基本観測棟のケーブル敷設等で活躍
関電工は4月6日に、第61次越冬隊に参加した村松 浩太氏(2019 年11 月~今年2月)、第62 次夏隊に参加した正治 徹一氏(昨年11 月~今年2月)が任務を終えて無事帰国したことを発表した(写真1)。
同社は、1986 年以降、南極地域観測隊として合計38 回にわたって社員を派遣している。現在は同社の上原 誠氏が第62次南極越冬隊に参加している。
●作業内容
今回は、昭和基地内の電気、空調設備の設営や保守管理、太陽光発電パネル(約80 W/枚)の更新(写真2)、照明設備のLED化等を行った。
吹き荒れるブリザードでわずかなすき間から雪が吹き込み、倉庫内が真っ白(写真3)になるアクシデント等に見舞われたが、基本観測棟のケーブル工事で活躍したことで気象庁より感謝状が授与された。
●コロナ対策
南極では新型コロナウイルスに感染しても治療が困難なことから、念には念を入れた感染対策が取られた。
昨年から参加した正治氏は、コロナの関係で昭和基地到着後の活動が1カ月に短縮。
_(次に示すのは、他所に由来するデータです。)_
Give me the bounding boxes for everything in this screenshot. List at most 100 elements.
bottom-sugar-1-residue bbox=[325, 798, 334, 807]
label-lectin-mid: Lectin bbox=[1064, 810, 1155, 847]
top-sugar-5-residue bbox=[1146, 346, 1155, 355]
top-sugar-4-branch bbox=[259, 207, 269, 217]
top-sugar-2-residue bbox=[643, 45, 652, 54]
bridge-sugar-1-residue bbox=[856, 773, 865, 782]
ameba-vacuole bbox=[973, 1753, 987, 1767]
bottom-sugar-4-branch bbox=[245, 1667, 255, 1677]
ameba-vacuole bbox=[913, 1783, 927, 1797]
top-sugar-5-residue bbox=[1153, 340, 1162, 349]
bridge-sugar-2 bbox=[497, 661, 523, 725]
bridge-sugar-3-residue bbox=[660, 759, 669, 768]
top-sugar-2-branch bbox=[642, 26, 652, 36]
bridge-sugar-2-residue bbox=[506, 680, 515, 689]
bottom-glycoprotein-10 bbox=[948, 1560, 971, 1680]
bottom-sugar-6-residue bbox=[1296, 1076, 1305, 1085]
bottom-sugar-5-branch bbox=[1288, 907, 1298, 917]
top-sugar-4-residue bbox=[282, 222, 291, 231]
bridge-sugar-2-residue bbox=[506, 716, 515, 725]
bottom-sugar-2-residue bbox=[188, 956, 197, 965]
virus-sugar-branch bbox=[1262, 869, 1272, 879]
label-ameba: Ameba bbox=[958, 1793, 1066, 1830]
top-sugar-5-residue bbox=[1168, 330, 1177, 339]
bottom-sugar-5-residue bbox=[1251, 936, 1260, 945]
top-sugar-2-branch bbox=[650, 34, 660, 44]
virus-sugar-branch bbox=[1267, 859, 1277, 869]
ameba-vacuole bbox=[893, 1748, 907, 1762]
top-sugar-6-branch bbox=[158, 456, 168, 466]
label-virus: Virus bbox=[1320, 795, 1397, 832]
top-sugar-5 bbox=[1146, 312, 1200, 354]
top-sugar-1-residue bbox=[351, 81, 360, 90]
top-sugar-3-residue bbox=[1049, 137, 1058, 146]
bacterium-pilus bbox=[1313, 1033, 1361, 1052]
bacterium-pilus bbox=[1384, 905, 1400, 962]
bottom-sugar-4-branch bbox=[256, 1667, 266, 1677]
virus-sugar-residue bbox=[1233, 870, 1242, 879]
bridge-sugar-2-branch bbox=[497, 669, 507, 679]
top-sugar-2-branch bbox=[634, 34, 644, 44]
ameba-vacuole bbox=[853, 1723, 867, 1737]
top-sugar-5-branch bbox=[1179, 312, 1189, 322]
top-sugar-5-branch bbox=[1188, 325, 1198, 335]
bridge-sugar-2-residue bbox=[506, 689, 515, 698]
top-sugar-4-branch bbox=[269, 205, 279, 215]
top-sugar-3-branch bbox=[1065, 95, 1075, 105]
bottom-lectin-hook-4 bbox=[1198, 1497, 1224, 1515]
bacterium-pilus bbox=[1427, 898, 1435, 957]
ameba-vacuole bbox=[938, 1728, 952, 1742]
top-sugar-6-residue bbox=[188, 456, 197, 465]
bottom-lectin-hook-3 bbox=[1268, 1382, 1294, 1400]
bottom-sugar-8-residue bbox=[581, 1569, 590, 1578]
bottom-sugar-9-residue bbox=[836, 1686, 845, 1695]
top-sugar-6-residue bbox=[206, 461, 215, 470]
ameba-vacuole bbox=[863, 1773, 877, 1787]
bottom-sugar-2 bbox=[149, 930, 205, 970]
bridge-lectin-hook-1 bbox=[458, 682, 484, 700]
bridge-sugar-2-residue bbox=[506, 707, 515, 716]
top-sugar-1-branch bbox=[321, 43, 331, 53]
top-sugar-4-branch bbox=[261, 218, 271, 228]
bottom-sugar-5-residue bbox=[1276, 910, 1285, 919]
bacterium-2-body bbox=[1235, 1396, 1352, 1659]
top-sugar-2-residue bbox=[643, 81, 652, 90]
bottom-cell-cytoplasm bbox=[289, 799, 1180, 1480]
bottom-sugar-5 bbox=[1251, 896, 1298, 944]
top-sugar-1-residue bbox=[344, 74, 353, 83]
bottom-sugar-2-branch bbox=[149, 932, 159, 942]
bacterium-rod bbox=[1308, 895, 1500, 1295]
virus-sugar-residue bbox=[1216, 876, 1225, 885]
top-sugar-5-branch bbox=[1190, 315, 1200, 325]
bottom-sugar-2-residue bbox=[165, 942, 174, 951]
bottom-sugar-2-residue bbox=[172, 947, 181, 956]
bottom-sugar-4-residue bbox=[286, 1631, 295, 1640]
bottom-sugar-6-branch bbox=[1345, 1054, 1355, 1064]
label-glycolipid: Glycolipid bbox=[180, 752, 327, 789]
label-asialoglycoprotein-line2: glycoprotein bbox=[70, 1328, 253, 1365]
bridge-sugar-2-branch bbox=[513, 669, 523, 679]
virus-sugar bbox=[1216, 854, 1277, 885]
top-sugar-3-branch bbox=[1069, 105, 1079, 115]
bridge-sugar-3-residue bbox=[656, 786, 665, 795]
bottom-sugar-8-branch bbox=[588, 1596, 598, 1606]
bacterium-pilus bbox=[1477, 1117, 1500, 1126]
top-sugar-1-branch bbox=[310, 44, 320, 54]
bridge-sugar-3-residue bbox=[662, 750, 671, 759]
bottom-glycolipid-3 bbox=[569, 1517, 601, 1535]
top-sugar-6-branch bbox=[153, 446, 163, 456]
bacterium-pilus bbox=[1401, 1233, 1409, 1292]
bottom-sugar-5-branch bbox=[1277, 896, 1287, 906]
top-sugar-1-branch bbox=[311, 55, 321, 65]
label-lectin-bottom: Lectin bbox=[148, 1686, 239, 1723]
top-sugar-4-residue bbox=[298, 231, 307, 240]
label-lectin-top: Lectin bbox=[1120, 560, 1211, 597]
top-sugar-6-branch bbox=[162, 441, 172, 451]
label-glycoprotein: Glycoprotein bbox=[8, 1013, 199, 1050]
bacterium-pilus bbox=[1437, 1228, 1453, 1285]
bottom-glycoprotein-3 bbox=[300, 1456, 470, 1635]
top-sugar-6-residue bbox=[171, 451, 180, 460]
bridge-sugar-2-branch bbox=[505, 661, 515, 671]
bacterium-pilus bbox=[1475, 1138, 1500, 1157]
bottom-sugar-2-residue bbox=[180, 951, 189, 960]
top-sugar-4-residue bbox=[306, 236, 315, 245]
上陸後の2週間はマスク着用と3密を避けるため、前任者との引き継ぎがあまりできずに大変だったと語る。
●南極の体験
村松氏は「出発前、昭和基地に電気の専門は自分だけで、助けてくれる先輩もいないので不安でいっぱいでした。マイナス30 ℃の極寒で、とにかく寒かったです。しかし、他業種の隊員と一緒に仕事をしたことで“同じ目標にも、人によって向かい方が異なる” ことを知り、面白かったです」と、視野が広がった体験を紹介した。
正治氏は「専門外の人に電気関係の作業を教えるのは勉強になりました。また、限られた工具と材料を効率的に活用する体験は今後に生かせる」と語った。